ABSTRACT

An extract of two cantos from a fifteen-book Hudibrastic satire on coffee-house politics during the Sacheverell Crisis of 1710. Written by the Tory satirist Ned Ward (see above, pp. 259–60), the poem satirises the close allegiance between the culture of print, the coffee-houses and the Whig political interest. The crisis began when the Church of England clergyman Henry Sacheverell (1674–724) preached and published two sermons in November 1709 attacking the Whig ministry for neglecting the interests of the Anglican church. When he was prosecuted for ‘high crimes and misdemeanours’, Tory politicians detected that political mileage could be gained. His trial, between 27 February and 23 March 1710, was a grand spectacle in Westminster Hall, and although he was found guilty, his sentence was very slight (he was banned from preaching for three years, and the two sermons were burned by the hangman).
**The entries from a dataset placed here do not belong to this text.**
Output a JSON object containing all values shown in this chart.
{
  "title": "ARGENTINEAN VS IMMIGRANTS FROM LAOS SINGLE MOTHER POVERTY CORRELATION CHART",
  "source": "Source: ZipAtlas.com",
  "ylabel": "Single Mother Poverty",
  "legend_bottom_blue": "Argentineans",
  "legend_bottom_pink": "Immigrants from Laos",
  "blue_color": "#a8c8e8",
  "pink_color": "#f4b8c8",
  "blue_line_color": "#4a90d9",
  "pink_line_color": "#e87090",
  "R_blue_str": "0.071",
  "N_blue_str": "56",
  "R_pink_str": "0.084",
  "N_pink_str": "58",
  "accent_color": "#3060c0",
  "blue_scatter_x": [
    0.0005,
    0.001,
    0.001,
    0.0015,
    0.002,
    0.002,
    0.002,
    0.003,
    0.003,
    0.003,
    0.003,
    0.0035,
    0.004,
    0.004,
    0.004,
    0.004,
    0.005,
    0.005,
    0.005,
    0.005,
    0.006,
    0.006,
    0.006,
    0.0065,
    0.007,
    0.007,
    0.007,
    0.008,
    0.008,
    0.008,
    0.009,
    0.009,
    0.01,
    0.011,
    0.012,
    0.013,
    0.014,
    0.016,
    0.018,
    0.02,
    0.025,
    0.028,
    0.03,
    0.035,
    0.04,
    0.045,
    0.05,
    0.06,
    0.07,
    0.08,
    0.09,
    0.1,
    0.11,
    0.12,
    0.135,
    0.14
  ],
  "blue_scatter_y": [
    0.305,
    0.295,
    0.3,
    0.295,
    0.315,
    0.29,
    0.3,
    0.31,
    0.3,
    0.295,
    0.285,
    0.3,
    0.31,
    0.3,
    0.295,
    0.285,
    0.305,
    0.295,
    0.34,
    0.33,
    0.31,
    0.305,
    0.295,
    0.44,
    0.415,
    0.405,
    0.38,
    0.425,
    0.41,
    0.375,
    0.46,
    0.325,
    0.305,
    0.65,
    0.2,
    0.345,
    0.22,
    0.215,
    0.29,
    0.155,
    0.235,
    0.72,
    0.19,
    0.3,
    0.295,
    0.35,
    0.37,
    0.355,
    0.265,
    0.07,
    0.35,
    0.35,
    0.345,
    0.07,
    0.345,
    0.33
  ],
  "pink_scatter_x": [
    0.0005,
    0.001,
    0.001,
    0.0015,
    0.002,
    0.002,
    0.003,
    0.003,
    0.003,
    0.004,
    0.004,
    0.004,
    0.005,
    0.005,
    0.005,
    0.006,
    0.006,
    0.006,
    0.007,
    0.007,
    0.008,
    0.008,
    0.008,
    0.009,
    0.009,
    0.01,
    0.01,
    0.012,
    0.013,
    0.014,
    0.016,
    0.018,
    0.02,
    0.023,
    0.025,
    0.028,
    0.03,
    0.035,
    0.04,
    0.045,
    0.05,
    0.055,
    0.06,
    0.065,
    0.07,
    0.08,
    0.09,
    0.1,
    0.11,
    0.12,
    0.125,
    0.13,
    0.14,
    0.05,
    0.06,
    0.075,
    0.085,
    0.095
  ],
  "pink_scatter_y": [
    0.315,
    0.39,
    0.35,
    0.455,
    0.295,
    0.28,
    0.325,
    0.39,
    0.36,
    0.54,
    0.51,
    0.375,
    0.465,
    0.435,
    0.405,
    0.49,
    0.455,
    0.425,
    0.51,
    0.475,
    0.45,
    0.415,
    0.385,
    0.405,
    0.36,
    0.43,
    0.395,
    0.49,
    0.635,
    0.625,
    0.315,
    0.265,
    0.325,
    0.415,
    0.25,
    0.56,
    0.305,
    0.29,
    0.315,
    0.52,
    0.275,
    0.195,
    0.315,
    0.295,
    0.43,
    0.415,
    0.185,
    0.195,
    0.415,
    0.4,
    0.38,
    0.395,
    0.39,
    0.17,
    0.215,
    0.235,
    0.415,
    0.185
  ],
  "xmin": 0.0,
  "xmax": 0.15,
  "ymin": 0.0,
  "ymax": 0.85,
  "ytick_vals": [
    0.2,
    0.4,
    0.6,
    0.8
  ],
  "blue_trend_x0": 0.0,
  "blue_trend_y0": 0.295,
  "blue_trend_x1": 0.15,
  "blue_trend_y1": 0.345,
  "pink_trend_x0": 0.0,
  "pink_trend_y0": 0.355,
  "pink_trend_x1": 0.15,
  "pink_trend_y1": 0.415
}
Throughout the crisis and trial, celebrations by the mob were enthusiastic and destructive, particularly of Dissenting chapels and residences. The Sacheverell Riots were unusual in that the mob was rioting against Parliament and the Whigs in defence of ideals defined and elaborated by High-Church Tories. The irony of such a church mob was that it reversed the conventional Whig rhetoric that their political authority came from the people. Coffee-houses, in Ward’s estimation, are the natural home of Low-Church Whigs, whom he portrays as plotting over books by Benjamin Hoadley, Daniel Defoe and others. The best account of the Sacheverell crisis is Geoffrey Holmes, The Trial of Doctor Sacheverell (London, Eyre Methuen, 1973).